J MacDuff (Weatherguy) said...

Having been involved on the weather side of Road Mtnc issues for years in BC and the budding of Road Weather Information Systems (RWIS) in BC, I find it difficult that speed was the deciding factor.

Ice build up on the road was the culprit. The occurrence and treatment is responsibility of the Contractor. It is in each contract that the Ministry of Transportation writes and enforces.

Regular patrols were said to be done. Are there records of the individual patrols?

Are there not road sensors embedded in the road surface to warn of ice accretion that are monitored remotely by computer during suspected events? RWIS is structured to give automated alarms when certain thresholds are met, such as temperatures that would produce icing. This should have been included in the construction Contractor’ s contract, as bridges are known to ice.

North Van's Grumps said...

Weatherguy >

There are sensors in the road, Surrey side of the Fraser River, but they're there just to do a motor vehicle count, and one other minor detail, the SPEED of a vehicle.
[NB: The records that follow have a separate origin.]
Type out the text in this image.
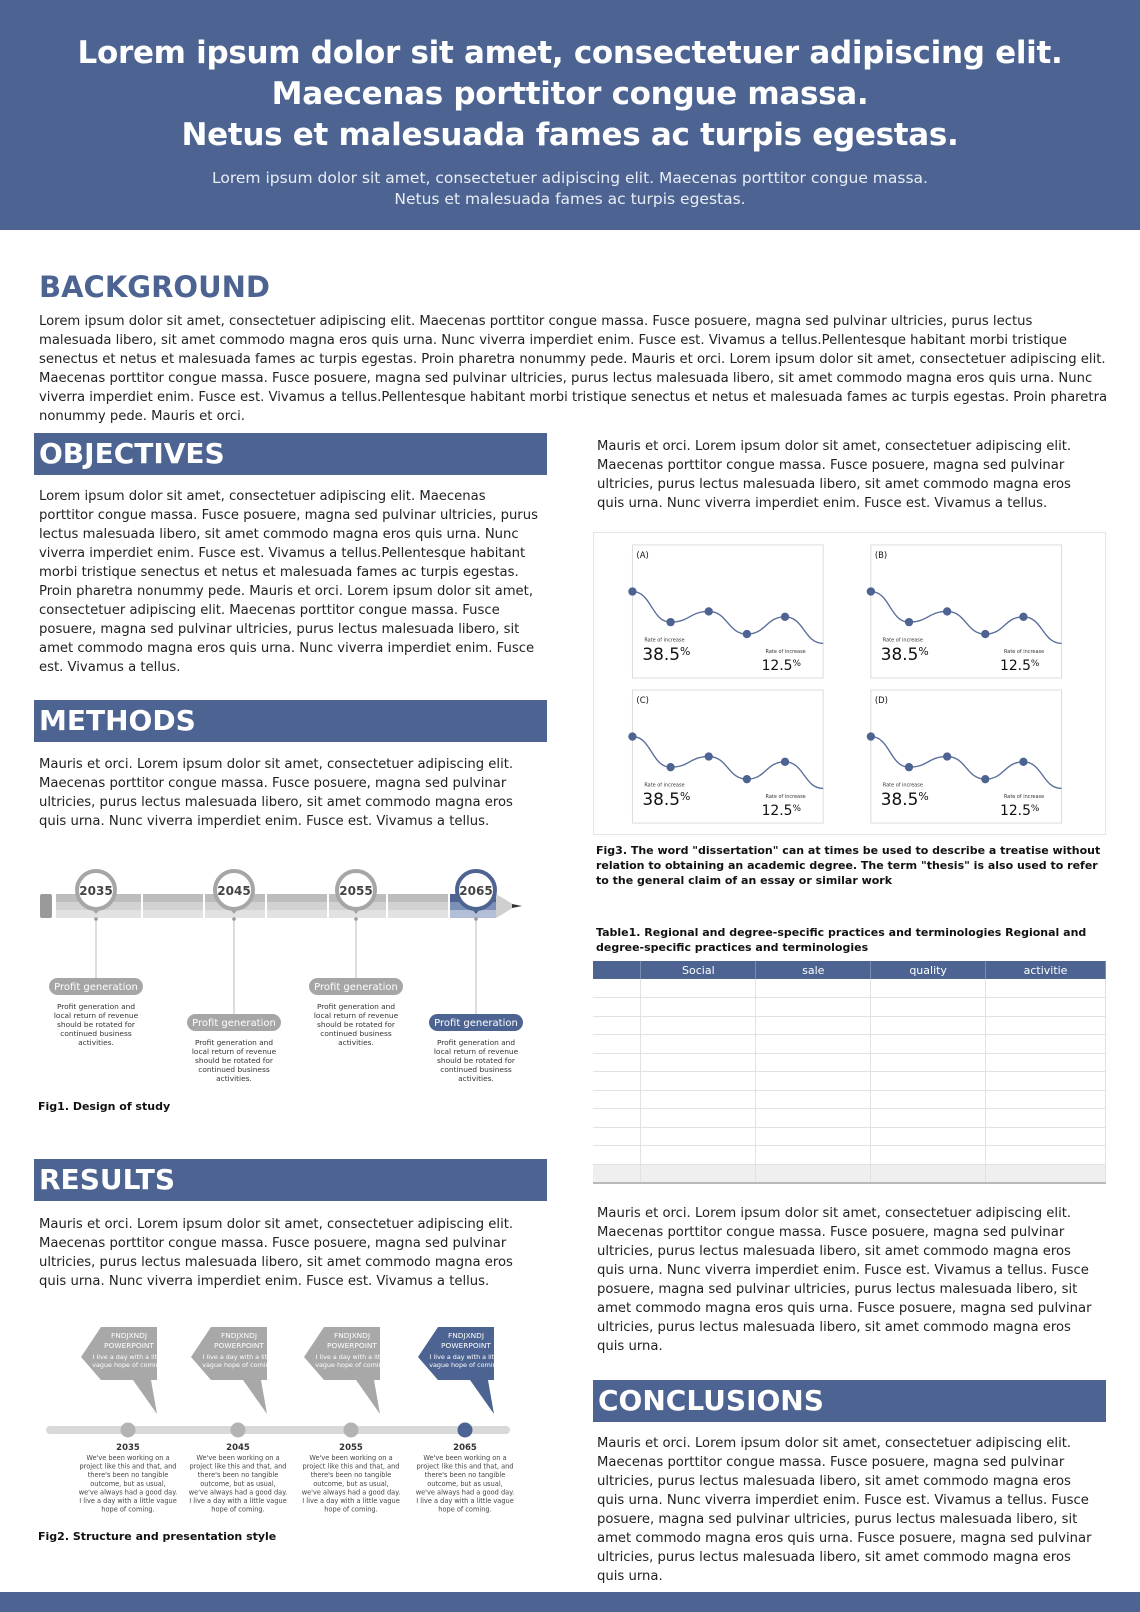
Lorem ipsum dolor sit amet, consectetuer adipiscing elit.
Maecenas porttitor congue massa.
Netus et malesuada fames ac turpis egestas.
Lorem ipsum dolor sit amet, consectetuer adipiscing elit. Maecenas porttitor congue massa.
Netus et malesuada fames ac turpis egestas.
BACKGROUND
Lorem ipsum dolor sit amet, consectetuer adipiscing elit. Maecenas porttitor congue massa. Fusce posuere, magna sed pulvinar ultricies, purus lectus malesuada libero, sit amet commodo magna eros quis urna. Nunc viverra imperdiet enim. Fusce est. Vivamus a tellus.Pellentesque habitant morbi tristique senectus et netus et malesuada fames ac turpis egestas. Proin pharetra nonummy pede. Mauris et orci. Lorem ipsum dolor sit amet, consectetuer adipiscing elit. Maecenas porttitor congue massa. Fusce posuere, magna sed pulvinar ultricies, purus lectus malesuada libero, sit amet commodo magna eros quis urna. Nunc viverra imperdiet enim. Fusce est. Vivamus a tellus.Pellentesque habitant morbi tristique senectus et netus et malesuada fames ac turpis egestas. Proin pharetra nonummy pede. Mauris et orci.
OBJECTIVES
Lorem ipsum dolor sit amet, consectetuer adipiscing elit. Maecenas porttitor congue massa. Fusce posuere, magna sed pulvinar ultricies, purus lectus malesuada libero, sit amet commodo magna eros quis urna. Nunc viverra imperdiet enim. Fusce est. Vivamus a tellus.Pellentesque habitant morbi tristique senectus et netus et malesuada fames ac turpis egestas. Proin pharetra nonummy pede. Mauris et orci. Lorem ipsum dolor sit amet, consectetuer adipiscing elit. Maecenas porttitor congue massa. Fusce posuere, magna sed pulvinar ultricies, purus lectus malesuada libero, sit amet commodo magna eros quis urna. Nunc viverra imperdiet enim. Fusce est. Vivamus a tellus.
METHODS
Mauris et orci. Lorem ipsum dolor sit amet, consectetuer adipiscing elit. Maecenas porttitor congue massa. Fusce posuere, magna sed pulvinar ultricies, purus lectus malesuada libero, sit amet commodo magna eros quis urna. Nunc viverra imperdiet enim. Fusce est. Vivamus a tellus.
2035
Profit generation
Profit generation and
local return of revenue
should be rotated for
continued business
activities.
2045
Profit generation
Profit generation and
local return of revenue
should be rotated for
continued business
activities.
2055
Profit generation
Profit generation and
local return of revenue
should be rotated for
continued business
activities.
2065
Profit generation
Profit generation and
local return of revenue
should be rotated for
continued business
activities.
Fig1. Design of study
RESULTS
Mauris et orci. Lorem ipsum dolor sit amet, consectetuer adipiscing elit. Maecenas porttitor congue massa. Fusce posuere, magna sed pulvinar ultricies, purus lectus malesuada libero, sit amet commodo magna eros quis urna. Nunc viverra imperdiet enim. Fusce est. Vivamus a tellus.
FNDJXNDJ
POWERPOINT
I live a day with a little
vague hope of coming.
2035
We've been working on a
project like this and that, and
there's been no tangible
outcome, but as usual,
we've always had a good day.
I live a day with a little vague
hope of coming.
FNDJXNDJ
POWERPOINT
I live a day with a little
vague hope of coming.
2045
We've been working on a
project like this and that, and
there's been no tangible
outcome, but as usual,
we've always had a good day.
I live a day with a little vague
hope of coming.
FNDJXNDJ
POWERPOINT
I live a day with a little
vague hope of coming.
2055
We've been working on a
project like this and that, and
there's been no tangible
outcome, but as usual,
we've always had a good day.
I live a day with a little vague
hope of coming.
FNDJXNDJ
POWERPOINT
I live a day with a little
vague hope of coming.
2065
We've been working on a
project like this and that, and
there's been no tangible
outcome, but as usual,
we've always had a good day.
I live a day with a little vague
hope of coming.
Fig2. Structure and presentation style
Mauris et orci. Lorem ipsum dolor sit amet, consectetuer adipiscing elit. Maecenas porttitor congue massa. Fusce posuere, magna sed pulvinar ultricies, purus lectus malesuada libero, sit amet commodo magna eros quis urna. Nunc viverra imperdiet enim. Fusce est. Vivamus a tellus.
(A)
Rate of increase
38.5%	Rate of increase
12.5%
(B)
Rate of increase
38.5%	Rate of increase
12.5%
(C)
Rate of increase
38.5%	Rate of increase
12.5%
(D)
Rate of increase
38.5%	Rate of increase
12.5%
Fig3. The word "dissertation" can at times be used to describe a treatise without relation to obtaining an academic degree. The term "thesis" is also used to refer to the general claim of an essay or similar work
Table1. Regional and degree-specific practices and terminologies Regional and degree-specific practices and terminologies
	Social	sale	quality	activitie

Mauris et orci. Lorem ipsum dolor sit amet, consectetuer adipiscing elit. Maecenas porttitor congue massa. Fusce posuere, magna sed pulvinar ultricies, purus lectus malesuada libero, sit amet commodo magna eros quis urna. Nunc viverra imperdiet enim. Fusce est. Vivamus a tellus. Fusce posuere, magna sed pulvinar ultricies, purus lectus malesuada libero, sit amet commodo magna eros quis urna. Fusce posuere, magna sed pulvinar ultricies, purus lectus malesuada libero, sit amet commodo magna eros quis urna.
CONCLUSIONS
Mauris et orci. Lorem ipsum dolor sit amet, consectetuer adipiscing elit. Maecenas porttitor congue massa. Fusce posuere, magna sed pulvinar ultricies, purus lectus malesuada libero, sit amet commodo magna eros quis urna. Nunc viverra imperdiet enim. Fusce est. Vivamus a tellus. Fusce posuere, magna sed pulvinar ultricies, purus lectus malesuada libero, sit amet commodo magna eros quis urna. Fusce posuere, magna sed pulvinar ultricies, purus lectus malesuada libero, sit amet commodo magna eros quis urna.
Having said that, the Sensors are in real time, which means that the department of Highways that monitors all our roads.... have sensors imbedded in every highway in BC.... would know, not just visually via the limited number of Web Cameras, but by facts.

They know that the posted speed on the Coquihalla is 110 kilometers, but the recorded data says otherwise. 130 and higher is the norm.

If the approaches to the Port Mann Bridge, Surrey side is down to a crawl, they would know that something is amiss because it's no longer the Worst Bottleneck in BC (Christy Clark's very own words).

There is a known, practiced way, to control the lanes of traffic and I will about that as a New Post later.